Une 
      Constitution pour sanctuariser la loi du marché 
      
      Auteur: 
      Le Monde diplomatique 
      
      Source:
      
      http://www.monde-diplomatique.fr/2004/01/CASSEN/10951
      
      Date : 
        janvier 2004
      Comment ne pas être étonné du contraste entre les propos tenus par 
      certains dirigeants européens avant et après le sommet de Bruxelles des 12 
      et 13 décembre ? Sous la houlette du président du conseil italien, M. 
      Silvio Berlusconi, la réunion du Conseil européen – regroupant les chefs 
      d’Etat ou de gouvernement des Quinze actuels et des dix nouveaux adhérents 
      au 1er mai 2004 – était censée devoir entrer dans l’histoire par 
      l’adoption d’un traité, qualifié de constitutionnel, élaboré par la 
      Convention pour l’avenir de l’Europe (1) et se substituant aux traités 
      antérieurs (2). De partout montait le suspense et fusaient les mises en 
      garde contre un échec éventuel de la conférence intergouvernementale (CIG), 
      censé porter un coup de grâce à la construction communautaire. Or dès le 
      samedi 13 décembre en début d’après-midi, soit 24 heures avant la fin 
      programmée des travaux, et après constat de désaccords persistants, le 
      Conseil était déclaré clos par M. Berlusconi, qui pouvait regagner 
      l’Italie pour regarder un match de football. Surprise : aucun commentaire 
      sur un registre dramatique, le ton étant donné par le président français 
      Jacques Chirac : « Il n’y a pas de crise avec un grand C. »  
      Il n’y avait donc pas vraiment péril en la demeure des Vingt-cinq, 
      comme certains l’avaient un peu vite proclamé ? La chronique de la 
      construction européenne abonde en épisodes de ce type où une urgence, une 
      échéance totalement artificielle, mais fortement médiatisée, est utilisée 
      comme moyen de pression pour tenter de faire aboutir une négociation. 
      Autre caractéristique classique, nullement contradictoire avec la 
      précédente, et dont le processus qui a provisoirement capoté à Bruxelles 
      fournit un exemple de plus : la fuite en avant dans les élargissements 
      successifs de la Communauté économique européenne (CEE), devenue Union 
      européenne (UE) en 1993 sans que soient décidées les adaptations 
      institutionnelles nécessaires et, pour le plus récent d’entre eux – qui va 
      faire passer l’Union de quinze à vingt-cinq membres –, sans qu’en soient 
      tirées les conséquences budgétaires.  

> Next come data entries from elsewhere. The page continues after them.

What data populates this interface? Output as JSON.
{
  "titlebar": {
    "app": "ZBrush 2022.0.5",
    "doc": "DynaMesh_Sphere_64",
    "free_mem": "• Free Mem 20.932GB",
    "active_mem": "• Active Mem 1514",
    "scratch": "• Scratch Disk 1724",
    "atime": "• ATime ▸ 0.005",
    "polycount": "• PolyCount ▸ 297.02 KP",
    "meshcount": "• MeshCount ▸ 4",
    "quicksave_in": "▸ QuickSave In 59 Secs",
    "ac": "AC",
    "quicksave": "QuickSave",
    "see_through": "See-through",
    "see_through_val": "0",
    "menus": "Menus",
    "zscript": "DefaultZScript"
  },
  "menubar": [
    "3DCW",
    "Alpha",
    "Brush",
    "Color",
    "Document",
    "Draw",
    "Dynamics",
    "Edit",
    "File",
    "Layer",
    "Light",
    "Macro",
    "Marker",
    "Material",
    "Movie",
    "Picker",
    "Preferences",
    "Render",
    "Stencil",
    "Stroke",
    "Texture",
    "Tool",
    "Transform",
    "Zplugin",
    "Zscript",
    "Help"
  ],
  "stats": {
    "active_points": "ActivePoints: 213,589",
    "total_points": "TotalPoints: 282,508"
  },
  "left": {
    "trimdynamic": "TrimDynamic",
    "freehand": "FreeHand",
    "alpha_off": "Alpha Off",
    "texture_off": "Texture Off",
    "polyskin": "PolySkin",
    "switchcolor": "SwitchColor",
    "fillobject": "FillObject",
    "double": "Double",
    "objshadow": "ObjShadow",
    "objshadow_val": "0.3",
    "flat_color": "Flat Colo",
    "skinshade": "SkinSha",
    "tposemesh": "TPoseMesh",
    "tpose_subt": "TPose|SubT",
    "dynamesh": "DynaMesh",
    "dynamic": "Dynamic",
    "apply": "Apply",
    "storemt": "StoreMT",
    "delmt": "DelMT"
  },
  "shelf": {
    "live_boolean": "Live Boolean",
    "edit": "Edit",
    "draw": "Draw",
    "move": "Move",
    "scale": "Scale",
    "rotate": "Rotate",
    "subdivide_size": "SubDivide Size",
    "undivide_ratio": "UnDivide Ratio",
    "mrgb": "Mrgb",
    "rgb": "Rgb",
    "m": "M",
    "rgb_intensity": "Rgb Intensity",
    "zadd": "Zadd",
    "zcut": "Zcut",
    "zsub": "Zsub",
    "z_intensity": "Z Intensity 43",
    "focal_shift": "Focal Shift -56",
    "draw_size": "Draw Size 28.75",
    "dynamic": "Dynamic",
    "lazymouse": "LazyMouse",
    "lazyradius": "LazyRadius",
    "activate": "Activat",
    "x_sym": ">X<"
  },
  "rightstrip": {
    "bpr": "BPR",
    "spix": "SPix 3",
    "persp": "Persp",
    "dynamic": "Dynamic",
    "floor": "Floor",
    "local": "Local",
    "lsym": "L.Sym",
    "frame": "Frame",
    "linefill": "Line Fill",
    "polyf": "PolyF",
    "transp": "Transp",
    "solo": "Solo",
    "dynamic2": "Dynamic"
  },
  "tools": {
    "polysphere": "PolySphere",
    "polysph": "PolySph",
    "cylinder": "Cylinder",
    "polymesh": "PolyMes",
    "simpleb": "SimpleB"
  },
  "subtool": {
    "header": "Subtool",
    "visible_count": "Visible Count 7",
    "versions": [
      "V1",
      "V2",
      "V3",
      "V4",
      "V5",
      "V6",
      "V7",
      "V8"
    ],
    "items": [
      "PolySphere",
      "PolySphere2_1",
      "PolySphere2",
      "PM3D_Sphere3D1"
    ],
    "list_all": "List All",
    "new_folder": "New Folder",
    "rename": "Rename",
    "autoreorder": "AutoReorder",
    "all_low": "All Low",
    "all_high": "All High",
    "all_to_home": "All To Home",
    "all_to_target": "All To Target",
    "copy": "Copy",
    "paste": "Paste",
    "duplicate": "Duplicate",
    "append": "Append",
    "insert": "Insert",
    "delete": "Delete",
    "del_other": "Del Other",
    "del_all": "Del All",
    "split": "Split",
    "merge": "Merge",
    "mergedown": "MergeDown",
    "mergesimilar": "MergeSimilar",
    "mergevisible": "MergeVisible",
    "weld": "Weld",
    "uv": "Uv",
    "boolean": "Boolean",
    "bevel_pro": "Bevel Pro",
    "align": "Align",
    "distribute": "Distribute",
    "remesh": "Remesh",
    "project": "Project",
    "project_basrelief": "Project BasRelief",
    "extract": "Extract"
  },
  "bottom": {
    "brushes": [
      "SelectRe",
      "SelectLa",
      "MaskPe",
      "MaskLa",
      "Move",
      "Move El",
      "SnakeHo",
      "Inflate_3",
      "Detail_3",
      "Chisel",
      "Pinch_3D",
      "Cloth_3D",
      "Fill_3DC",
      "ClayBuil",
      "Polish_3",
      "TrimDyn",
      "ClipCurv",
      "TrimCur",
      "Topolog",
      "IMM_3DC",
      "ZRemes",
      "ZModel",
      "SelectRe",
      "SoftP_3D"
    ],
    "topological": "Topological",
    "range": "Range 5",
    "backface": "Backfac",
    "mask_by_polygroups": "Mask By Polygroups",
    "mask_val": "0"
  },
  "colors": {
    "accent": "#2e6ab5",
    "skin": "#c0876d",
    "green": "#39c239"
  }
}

      Enfin, les travaux de la Convention, puis de la CIG, témoignent de la 
      faille démocratique profonde qui marque toute l’histoire communautaire, 
      mais qui s’est considérablement élargie à partir des années 1980, et 
      singulièrement de l’Acte unique de 1986 : le libéralisme économique de 
      plus en plus débridé n’est pas considéré comme une option parmi d’autres, 
      une idéologie à soumettre explicitement au suffrage universel, mais comme 
      un « acquis communautaire » n’ayant plus vocation à être discuté et encore 
      moins remis en cause.   
      Il avait été proclamé que la CIG devait impérativement accoucher d’un 
      traité fixant les nouvelles règles de fonctionnement d’une Union à 
      vingt-cinq avant que l’élargissement entre en vigueur, c’est-à-dire avant 
      le 1er mai 2004. Cette proposition paraît relever du bon sens le plus 
      élémentaire. Certes. Mais il était aussi plus discrètement rappelé que ces 
      nouvelles règles s’appliqueraient seulement en 2009. En d’autres termes, 
      l’UE élargie devra, quoi qu’il arrive, fonctionner pendant au moins cinq 
      ans sur la base du dernier traité en date, celui de Nice adopté en 
      décembre 2000.  
      Il y avait donc une urgence de la logique, mais aucune urgence du 
      calendrier, à trancher à Bruxelles. L’urgence de la logique avait aussi 
      une dimension fonctionnelle et surtout politique : si les Vingt-Cinq 
      commencent à travailler ensemble à partir du printemps 2004 sur une base 
      institutionnelle assez généralement reconnue comme peu viable, et sans 
      perspective de rationalisation, le risque d’enlisement, voire de 
      paralysie, n’est pas à négliger. Dans le même temps, les Etats – Espagne 
      et Pologne – qui ont conquis, dans le traité de Nice, des positions de 
      sur-pouvoir relatif et qui auront commencé à les exercer sans qu’un terme 
      leur soit par avance fixé seront encore moins enclins à y renoncer.  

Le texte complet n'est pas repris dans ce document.